Rather than exposing myself to bullies by walking past middle schools in booty shorts or asking celebrities to date me through Internet videos, I turned to one of the few things that never lets me down: TV.
While my life was suddenly lacking the strong, cruel women I had come to hate and admire, my television set overflowed with them. From the countless drink-throwing, weave-pulling incarnations of the Real Housewives to the brides crying over salmon mousse and armpit fat on "Bridezillas," I finally found a way to stay close to the bitches I loved while maintaining a safe distance.
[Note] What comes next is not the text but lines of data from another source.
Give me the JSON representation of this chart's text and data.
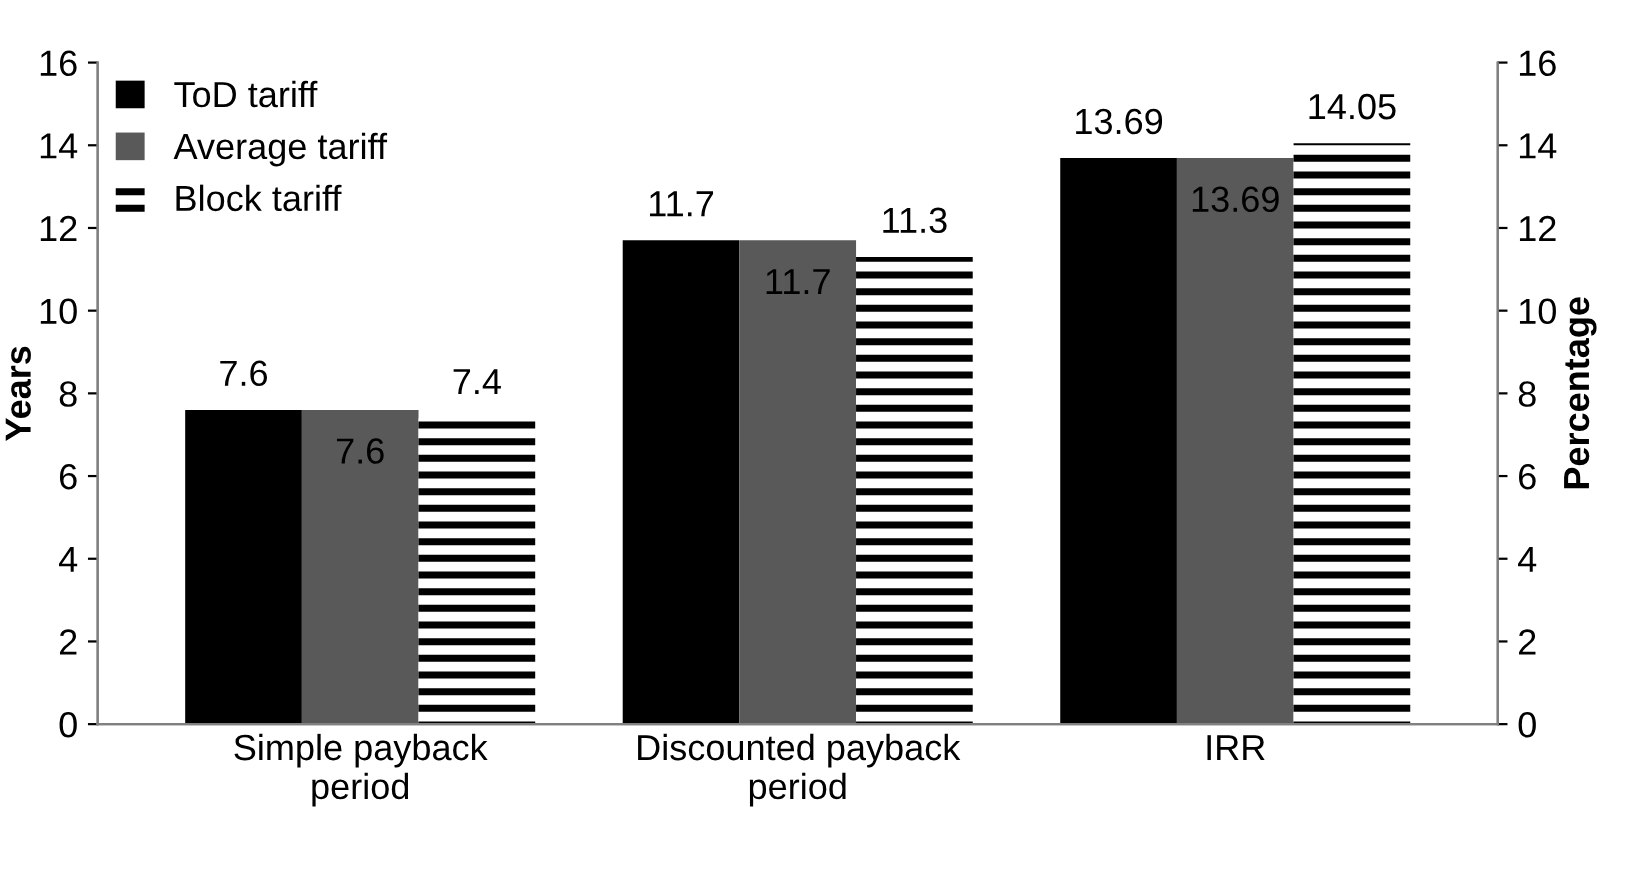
{
  "chart_data": {
    "type": "bar",
    "categories": [
      "Simple payback\nperiod",
      "Discounted payback\nperiod",
      "IRR"
    ],
    "series": [
      {
        "name": "ToD tariff",
        "color": "#000000",
        "values": [
          7.6,
          11.7,
          13.69
        ]
      },
      {
        "name": "Average tariff",
        "color": "#595959",
        "values": [
          7.6,
          11.7,
          13.69
        ]
      },
      {
        "name": "Block tariff",
        "color": "#000000",
        "values": [
          7.4,
          11.3,
          14.05
        ]
      }
    ],
    "ylabel": "Years",
    "y2label": "Percentage",
    "ylim": [
      0,
      16
    ],
    "yticks": [
      0,
      2,
      4,
      6,
      8,
      10,
      12,
      14,
      16
    ],
    "y2lim": [
      0,
      16
    ],
    "y2ticks": [
      0,
      2,
      4,
      6,
      8,
      10,
      12,
      14,
      16
    ],
    "data_labels": true,
    "legend": "top left",
    "grid": false
  }
}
I don't know why I can't escape the warm light of a raging cunt's glare. Something inside me likes rules -- on the road, in bed, when it comes to who gets the last pair of Spanx on Gilt Groupe -- and I'm not ashamed to say that there's something about the indentured servitude I once blindly accepted at the feet of Juicy-clad Upper East Siders that I still want, to some degree.
These days, with my self-esteem slightly less trod on than a decade ago, I want to see the mean girls fail. I want Skinnygirl cocktails gunking up their extensions. I want their former sorority sisters to puke at their handbag launches. I want them to brunch all day in their sundresses in counties named after fruit salad components and keep high school alive ... far, far away from here.